Why it matters: WWE enjoyed one of the most successful runs on Wall Street last year, in part because investors saw McMahon's exit as a takeover opportunity. In returning to negotiate WWE's sale on his own terms, McMahon has crafted a storyline worthy of the company’s flagship Wrestlemania or Smackdown events.
State of play: Just days after announcing his return, McMahon's daughter, Stephanie McMahon, resigned as co-CEO and chairman of the board of WWE, leaving former talent agency exec Nick Khan as the sole CEO.
- McMahon, who was simultaneously named chairman of the board, had said just days before that “WWE has an exceptional management team in place, and I do not intend for my return to have any impact on their roles, duties or responsibilities."
- Sources told Axios that Stephanie McMahon and her husband Paul "Triple H" Levesque, the company's chief content officer and a retired professional wrestler, had opposed a sale.
Zoom in: As controlling shareholder of the company, McMahon was able to elect himself as chairman through a written consent order. In doing so, he also appointed former WWE co-presidents Michelle Wilson and George Barrios to the board.
- Adding to the shakeup, WWE said directors JoEllen Lyons Dillon, Jeffrey Speed and Alan Wexler were ousted from WWE's board.
- Moments later, the company issued a press release saying two more board members, Ignace Lahoud and Man Jit Singh, resigned effective immediately.
Catch up quick: Stephanie McMahon was elevated to co-CEO alongside WWE president Nick Khan after her father's tumultuous exit last year.
- McMahon announced his retirement last summer just weeks after the Wall Street Journal first reported that McMahon had secretly paid off a former employee with whom he allegedly had an affair.
- After a months-long investigation into alleged misconduct by McMahon, the WWE eventually concluded that he made nearly $20 million of previously undisclosed payments, most of which went toward settling sexual misconduct claims.
Be smart: Even during his brief exodus from the company he ran for four decades, McMahon held all the power as WWE’s controlling shareholder.
- No deal was ever going to happen without his blessing, and his comeback — while tumultuous — has been well-received by Wall Street.
- WWE’s stock has jumped more than 20% since McMahon's return, pushing the company's market cap to over $6.6 billion, up from roughly $4 billion just a few years ago.

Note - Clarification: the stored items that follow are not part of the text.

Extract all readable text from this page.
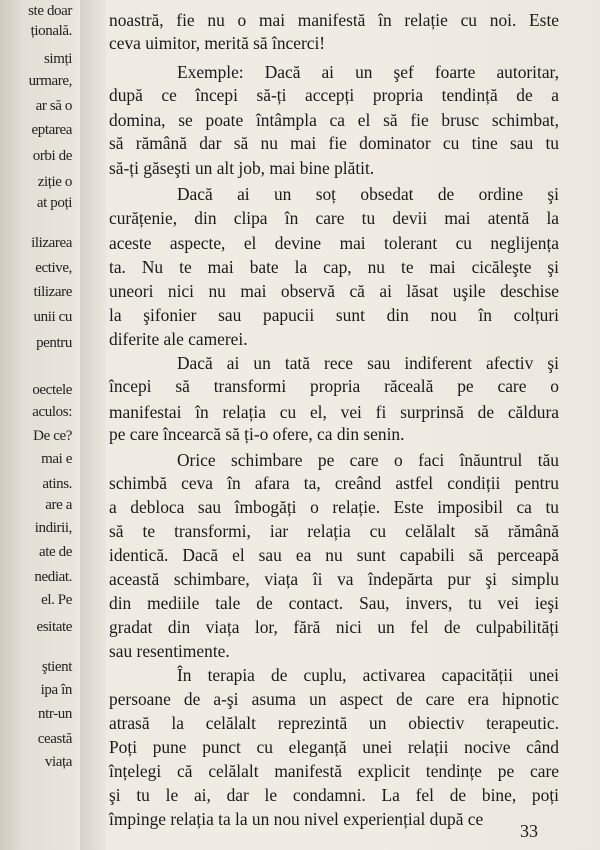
ste doar
țională.
simți
urmare,
ar să o
eptarea
orbi de
ziție o
at poți
ilizarea
ective,
tilizare
unii cu
pentru
oectele
aculos:
De ce?
mai e
atins.
are a
indirii,
ate de
nediat.
el. Pe
esitate
ştient
ipa în
ntr-un
ceastă
viața
noastră, fie nu o mai manifestă în relație cu noi. Este
ceva uimitor, merită să încerci!
Exemple: Dacă ai un şef foarte autoritar,
după ce începi să-ți accepți propria tendință de a
domina, se poate întâmpla ca el să fie brusc schimbat,
să rămână dar să nu mai fie dominator cu tine sau tu
să-ți găseşti un alt job, mai bine plătit.
Dacă ai un soț obsedat de ordine şi
curățenie, din clipa în care tu devii mai atentă la
aceste aspecte, el devine mai tolerant cu neglijența
ta. Nu te mai bate la cap, nu te mai cicăleşte şi
uneori nici nu mai observă că ai lăsat uşile deschise
la şifonier sau papucii sunt din nou în colțuri
diferite ale camerei.
Dacă ai un tată rece sau indiferent afectiv şi
începi să transformi propria răceală pe care o
manifestai în relația cu el, vei fi surprinsă de căldura
pe care încearcă să ți-o ofere, ca din senin.
Orice schimbare pe care o faci înăuntrul tău
schimbă ceva în afara ta, creând astfel condiții pentru
a debloca sau îmbogăți o relație. Este imposibil ca tu
să te transformi, iar relația cu celălalt să rămână
identică. Dacă el sau ea nu sunt capabili să perceapă
această schimbare, viața îi va îndepărta pur şi simplu
din mediile tale de contact. Sau, invers, tu vei ieşi
gradat din viața lor, fără nici un fel de culpabilități
sau resentimente.
În terapia de cuplu, activarea capacității unei
persoane de a-şi asuma un aspect de care era hipnotic
atrasă la celălalt reprezintă un obiectiv terapeutic.
Poți pune punct cu eleganță unei relații nocive când
înțelegi că celălalt manifestă explicit tendințe pe care
şi tu le ai, dar le condamni. La fel de bine, poți
împinge relația ta la un nou nivel experiențial după ce
33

What to watch: Rumors are swirling over who will jump in to buy the company.
- Axios has previously reported that potential buyers for WWE include Comcast, Disney, Amazon and even Apple.
- Unconfirmed reports had already begun to circulate that the company reached a deal to be acquired by Saudi Arabia's Public Investment Fund (PIF), the region's sovereign wealth fund. At least one reporter batted that rumor down, and earlier posts from a journalist discussing the news were deleted.